Avec L’ère Milei, l’économiste allemand Philipp Bagus propose un ouvrage complet et accessible consacré à un phénomène politique inédit : l’arrivée à la présidence de l’Argentine d’un anarcho-capitaliste déclaré, Javier Milei. Publié d’abord en espagnol et en allemand, l’Institut Libéral propose aujourd’hui la traduction française. Ce livre plonge le lecteur au cœur d’un mouvement intellectuel et politique qui bouleverse les repères habituels du libéralisme contemporain.
Dès la préface, rédigée par Milei lui-même, le ton est donné : «Viva la libertad, carajo !» – cri de ralliement devenu symbole d’un pays qui se redécouvre une foi en la liberté. Milei y raconte sa conversion au libéralisme après des années d’enseignement keynésien, sa fascination pour Mises, Hayek et Rothbard, et sa conviction que seule la connaissance économique mène à la liberté. Cette entrée en matière, à la fois personnelle et doctrinale, donne chair à un combat intellectuel autant qu’à un parcours de vie.
Bagus, professeur d’économie et figure de l’«école autrichienne», dresse ensuite un portrait vivant de son sujet : l’enfant de la classe moyenne de Buenos Aires, gardien de but et chanteur de rock, devenu économiste par volonté de comprendre l’inflation qui rongeait son pays. Il retrace la mue intellectuelle de Milei – du post-keynésianisme à la découverte foudroyante de Rothbard et Mises, jusqu’à l’anarcho-capitalisme assumé. Mais l’auteur ne se contente pas d’une biographie : il montre comment cette quête intellectuelle s’est transformée en une stratégie politique sans précédent.
Car L’ère Milei raconte aussi une victoire culturelle. Dans une Argentine épuisée par le péronisme, Milei a fait descendre la théorie économique dans la rue : conférences sur les places de marché, marches pour la liberté, tirage au sort de son indemnité de député… Autant de gestes spectaculaires qui ont brisé le monopole moral de la gauche et rendu le libéralisme populaire. Bagus analyse ce basculement avec finesse : l’alliance entre populisme et rigueur intellectuelle, la redéfinition du clivage gauche-droite, et la manière dont Milei, en s’attaquant à «la caste», a su donner un visage humain à la liberté économique.
L’essai prend une dimension plus large lorsqu’il s’interroge sur la portée mondiale du phénomène. Les discours de Milei à l’étranger, notamment au Forum économique mondial de Davos, son influence auprès d’une jeunesse connectée, et plusieurs signaux indiquent que l’Argentine pourrait devenir un laboratoire pour une nouvelle génération de libéraux plus conséquents. Bagus pose la question qui traverse tout le livre : et si la dynamique libérale venait désormais d’ailleurs que d’Europe ou des États-Unis ? Une voie où la responsabilité individuelle, la discipline budgétaire et la défense de la propriété privée redeviendraient des valeurs cardinales.

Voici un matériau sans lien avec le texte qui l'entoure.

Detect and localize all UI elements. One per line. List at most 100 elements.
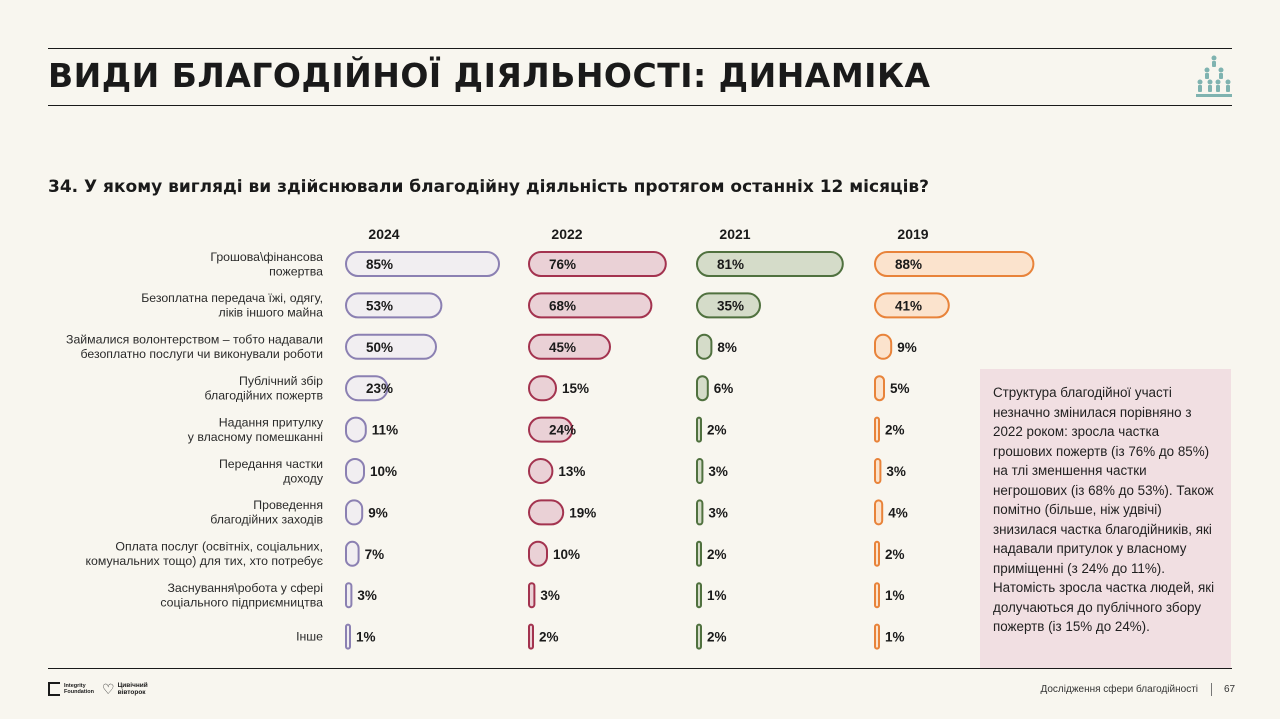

L’ouvrage L’ère Milei rappelle que les idées, même minoritaires, peuvent renverser un ordre établi lorsqu’elles s’allient à la passion et à la cohérence morale. À l’heure où l’Occident s’interroge sur la montée de l’étatisme, le cas argentin apparaît comme un rappel salutaire : la liberté reste contagieuse.
Ce livre se lit autant comme le portrait d’un homme que comme le manifeste d’une époque. Bagus y esquisse la promesse d’un monde où l’économie retrouve sa dimension éthique et où le courage politique renaît sous des cieux inattendus. Qu’on partage ou non la vision de Milei, L’ère Milei offre une lecture stimulante, à la fois intellectuelle et narrative : celle d’un pays qui tente de se réinventer par la liberté.